Question Time with LAW360 and the Kluwer Arbitration Blog
The “Question Time with LAW360 and the Kluwer Arbitration Blog” – a fireside chat and Q&A took place on 18 November as part of the GAP Symposium and featured (bios below):
- Caroline Simson (Law360, New York)
- Kiran Gore (Kluwer Arbitration Blog, Washington D.C.), and
- Myriam Seers (Torys, Toronto / GAP Regional Editor)
The recording is available here.
Find out more here about the GAP and sign up here for news relating to the jurisdictions covered in the GAP.
ABOUT OUR SPEAKERS
Caroline Simson is a senior reporter for Law360’s international arbitration newswire. She holds a Bachelor’s degree in English Literature from Binghamton University and is an avid traveler, having studied abroad at the University of Edinburgh in Scotland and spent a semester in Ireland interning for a media company.

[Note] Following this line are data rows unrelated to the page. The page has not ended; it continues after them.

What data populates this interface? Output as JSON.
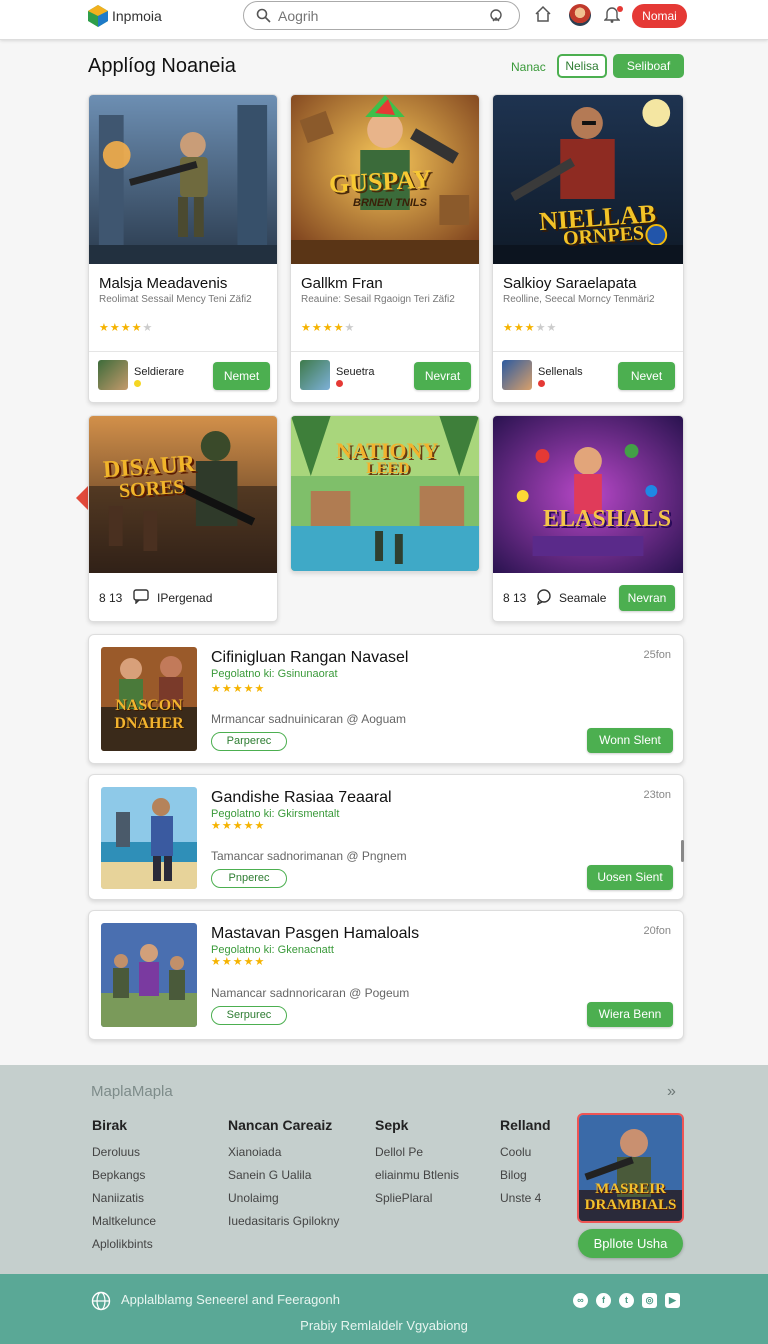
{
  "header": {
    "brand": "Inpmoia",
    "search_placeholder": "Aogrih",
    "action_label": "Nomai"
  },
  "page": {
    "title": "Applíog Noaneia",
    "link": "Nanac",
    "btn_outline": "Nelisa",
    "btn_fill": "Seliboaf"
  },
  "games": [
    {
      "title": "Malsja Meadavenis",
      "sub": "Reolimat Sessail Mency Teni Zäfi2",
      "rating": 3.5,
      "dev": "Seldierare",
      "button": "Nemet"
    },
    {
      "title": "Gallkm Fran",
      "sub": "Reauine: Sesail Rgaoign Teri Zäfi2",
      "rating": 3.5,
      "dev": "Seuetra",
      "button": "Nevrat"
    },
    {
      "title": "Salkioy Saraelapata",
      "sub": "Reolline, Seecal Morncy Tenmäri2",
      "rating": 3,
      "dev": "Sellenals",
      "button": "Nevet"
    }
  ],
  "art_text": [
    "GUSPAY",
    "BRNEN TNILS",
    "NIELLAB",
    "ORNPES",
    "DISAUR",
    "SORES",
    "NATIONY",
    "LEED",
    "ELASHALS"
  ],
  "row2": [
    {
      "count": "8 13",
      "label": "IPergenad"
    },
    {
      "count": "8 13",
      "label": "Seamale",
      "button": "Nevran"
    }
  ],
  "list": [
    {
      "title": "Cifinigluan Rangan Navasel",
      "sub": "Pegolatno ki: Gsinunaorat",
      "rating": 5,
      "meta": "Mrmancar sadnuinicaran  @  Aoguam",
      "tag": "Parperec",
      "time": "25fon",
      "button": "Wonn Slent",
      "art": "NASCON DNAHER"
    },
    {
      "title": "Gandishe Rasiaa 7eaaral",
      "sub": "Pegolatno ki: Gkirsmentalt",
      "rating": 5,
      "meta": "Tamancar sadnorimanan  @  Pngnem",
      "tag": "Pnperec",
      "time": "23ton",
      "button": "Uosen Sient"
    },
    {
      "title": "Mastavan Pasgen Hamaloals",
      "sub": "Pegolatno ki: Gkenacnatt",
      "rating": 5,
      "meta": "Namancar sadnnoricaran  @  Pogeum",
      "tag": "Serpurec",
      "time": "20fon",
      "button": "Wiera Benn"
    }
  ],
  "footer": {
    "heading": "MaplaMapla",
    "columns": [
      {
        "title": "Birak",
        "links": [
          "Deroluus",
          "Bepkangs",
          "Naniizatis",
          "Maltkelunce",
          "Aplolikbints"
        ]
      },
      {
        "title": "Nancan Careaiz",
        "links": [
          "Xianoiada",
          "Sanein G Ualila",
          "Unolaimg",
          "Iuedasitaris Gpilokny"
        ]
      },
      {
        "title": "Sepk",
        "links": [
          "Dellol Pe",
          "eliainmu Btlenis",
          "SpliePlaral"
        ]
      },
      {
        "title": "Relland",
        "links": [
          "Coolu",
          "Bilog",
          "Unste  4"
        ]
      }
    ],
    "promo_art": "MASREIR DRAMBIALS",
    "promo_button": "Bpllote Usha"
  },
  "bottom": {
    "text": "Applalblamg Seneerel and Feeragonh",
    "copyright": "Prabiy Remlaldelr Vgyabiong"
  }
}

Kiran Nasir Gore has more than a decade of expertise in public and private international law, foreign investment strategies, and international dispute resolution. Kiran advocates before US courts, ad hoc arbitration panels, commercial and investment tribunals, and investigative authorities. In addition, she provides strategic advice on treaty law, conflict of laws, and legislative reform. Kiran is Counsel in the Law Offices of Charles H. Camp, PC, working on all facets of international dispute resolution. Among other roles, she is an Associate Editor of the Kluwer Arbitration Blog and a Professorial Lecturer in Law at The George Washington University Law School in the International and Comparative Law Program.
Myriam Seers practices litigation and dispute resolution, with a particular focus on investor-state arbitration, international commercial arbitration and commercial litigation involving clients in the mining, electricity, oil & gas and transportation sectors. She has appeared as counsel before the Supreme Court of Canada, in international arbitrations under the ICSID, UNCITRAL and ICC Rules, in all levels of Ontario and Canadian federal courts, before Ontario administrative tribunals including the Ontario Energy Board and the Environmental Review Tribunal, and in domestic arbitrations. In 2019 and 2020, she was recognized by the global publication Who’s Who Legal as a Future Leader for Arbitration, one of the few arbitration counsel in Canada to have received this recognition.